Machine Learning-based short-term rainfall prediction from sky data
This week I have found a nice article:
Fu Jie Tey, Tin-Yu Wu, and Jiann-Liang Chen. 2022. Machine Learning-based Short-term Rainfall Prediction from Sky Data. ACM Trans. Knowl. Discov. Data 16, 6, Article 102 (September 2022), 18 pages. https://doi.org/10.1145/3502731
I enjoyed reading it for various reasons. First of all, it gently introduces some terms and provides many pictures that let you familiarize with the needed concepts. We can guess the meaning of high accuracy, high precision, and recall rate, but it is much better to see the formulas that define them. This is concentrated in a couple of pages, it is a good reference. For instance, accuracy is defined as (# of true positive+true negative predictions)/(all predictions), and precision is just (# of true positive prediction)/(# of true or false positive predictions). Having these 2 pages greatly simplifies interpreting the results presented.
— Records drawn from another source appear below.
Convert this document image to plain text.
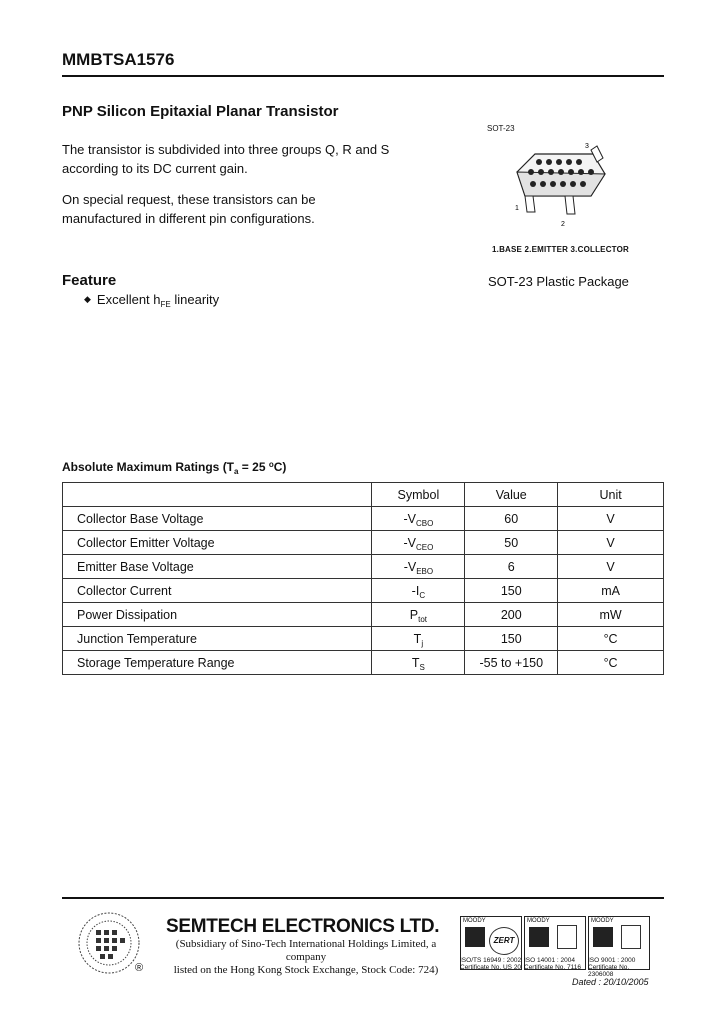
MMBTSA1576
PNP Silicon Epitaxial Planar Transistor
The transistor is subdivided into three groups Q, R and S according to its DC current gain.
On special request, these transistors can be manufactured in different pin configurations.
SOT-23
1
2
3
1.BASE 2.EMITTER 3.COLLECTOR
SOT-23 Plastic Package
Feature
◆ Excellent $h_{FE}$ linearity
Absolute Maximum Ratings ($T_a = 25$ $^o$C)
	Symbol	Value	Unit
Collector Base Voltage	$-V_{CBO}$	60	V
Collector Emitter Voltage	$-V_{CEO}$	50	V
Emitter Base Voltage	$-V_{EBO}$	6	V
Collector Current	$-I_C$	150	mA
Power Dissipation	$P_{tot}$	200	mW
Junction Temperature	$T_j$	150	°C
Storage Temperature Range	$T_S$	-55 to +150	°C
®
SEMTECH ELECTRONICS LTD.
(Subsidiary of Sino-Tech International Holdings Limited, a company
listed on the Hong Kong Stock Exchange, Stock Code: 724)
MOODY
ZERT
MOODY	MOODY
ISO/TS 16949 : 2002
Certificate No. US 20
ISO 14001 : 2004
Certificate No. 7116
ISO 9001 : 2000
Certificate No. 2306008
Dated : 20/10/2005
Then it describes how sky data has been acquired. They have deployed some Raspberry-pi modules, taking sky pictures, and also some Arduino-based weather sensors collecting temperature, UV rays, humidity, etc. They describe some difficulties encountered, and some workarounds used, for instance why they have chosen a particular angle when taking sky pictures.
For short-term prediction they mean answering the question: will it rain within 30 minutes? The purpose of the study was to see if a machine learning model, based on sky pictures and some other measures can be accurate enough. Usually, weather forecasts are made using complex mathematical models, on big computers, and their approach requires much less resources.
Their machine learning model is composed of a ResNet-152 convolutional neural network followed by a Long short-term memory recurrent neural network. It has been trained with about 60’000 images and has a recall of 87% on predicting rain absence and 81% on predicting rain.